Shared input in Sagemaker inference pipeline models-CodePudding

I'm deploying a SageMaker inference pipeline composed of two PyTorch models (model_1 and model_2), and I am wondering if it's possible to pass the same input to both the models composing the pipeline.

What I have in mind would work more or less as follows

Invoke the endpoint sending a binary encoded payload (namely payload_ser), for example:

client.invoke_endpoint(EndpointName=ENDPOINT,
                       ContentType='application/x-npy',
                       Body=payload_ser)

The first model parses the payload with inut_fn function, runs the predictor on it, and returns the output of the predictor. As a simplified example:

def input_fn(request_body, request_content_type):
    if request_content_type == "application/x-npy":
        input = some_function_to_parse_input(request_body)
    return input

def predict_fn(input_object, predictor):
    outputs = predictor(input_object)
    return outputs

def output_fn(predictions, response_content_type):
    return json.dumps(predictions)

The second model gets as payload both the original payload (payload_ser) and the output of the previous model (predictions). Possibly, the input_fn function would be used to parse the output of model_1 (as in the "standard case"), but I'd need some way to also make the original payload available to model_2. In this way, model_2 will use both the original payload and the output of model_1 to make the final prediction and return it to whoever invoked the endpoint.
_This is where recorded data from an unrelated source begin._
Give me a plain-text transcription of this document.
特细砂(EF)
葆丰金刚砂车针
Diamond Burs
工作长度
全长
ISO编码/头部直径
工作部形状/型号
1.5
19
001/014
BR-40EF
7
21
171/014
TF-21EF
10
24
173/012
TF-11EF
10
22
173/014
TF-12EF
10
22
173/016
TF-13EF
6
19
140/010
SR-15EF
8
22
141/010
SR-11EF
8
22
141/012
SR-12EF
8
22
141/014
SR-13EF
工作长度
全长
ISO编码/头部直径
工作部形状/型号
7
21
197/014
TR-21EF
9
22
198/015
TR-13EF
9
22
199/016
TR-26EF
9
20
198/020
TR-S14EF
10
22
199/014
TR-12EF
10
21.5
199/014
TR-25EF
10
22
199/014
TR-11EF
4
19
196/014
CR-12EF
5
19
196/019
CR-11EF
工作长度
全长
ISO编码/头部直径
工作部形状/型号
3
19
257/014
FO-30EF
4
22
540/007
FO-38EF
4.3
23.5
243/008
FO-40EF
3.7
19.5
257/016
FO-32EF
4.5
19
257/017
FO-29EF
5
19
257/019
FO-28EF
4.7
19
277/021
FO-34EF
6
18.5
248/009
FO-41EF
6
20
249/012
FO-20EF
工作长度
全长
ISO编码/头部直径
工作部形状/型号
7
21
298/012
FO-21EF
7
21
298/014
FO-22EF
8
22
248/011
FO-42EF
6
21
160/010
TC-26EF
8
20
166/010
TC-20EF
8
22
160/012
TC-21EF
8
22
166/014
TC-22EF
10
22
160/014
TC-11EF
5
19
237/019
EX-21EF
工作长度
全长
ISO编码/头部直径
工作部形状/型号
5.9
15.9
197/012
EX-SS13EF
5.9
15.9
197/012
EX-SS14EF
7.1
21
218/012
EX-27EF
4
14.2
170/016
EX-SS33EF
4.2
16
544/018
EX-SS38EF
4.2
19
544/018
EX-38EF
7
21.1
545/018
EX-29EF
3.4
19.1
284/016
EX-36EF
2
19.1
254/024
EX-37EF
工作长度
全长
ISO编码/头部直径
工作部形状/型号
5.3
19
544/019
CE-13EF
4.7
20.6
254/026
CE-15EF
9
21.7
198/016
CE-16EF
Any idea if this is achievable?

CodePudding user response：

Sounds like you need an inference DAG. Amazon SageMaker Inference pipelines currently supports only a chain of handlers, where the output of handler N is the input for handler N 1.

You could change model1's predict_fn() to return both (input_object, outputs), and output_fn(). output_fn() will receive these two objects as the predictions, and will handle serializing both as json. model2's input_fn() will need to know how to parse this pair input.

Consider implementing this as a generic pipeline handling mechanism that adds the input to the model's output. This way you could reuse it for all models and pipelines.

You could allow the model to be deployed as a standalone model, and as a part of a pipeline, and apply the relevant input/output handling behavior that will be triggered by the presence of an environment variable (Environment dict), which you can specify when creating the inference pipelines model.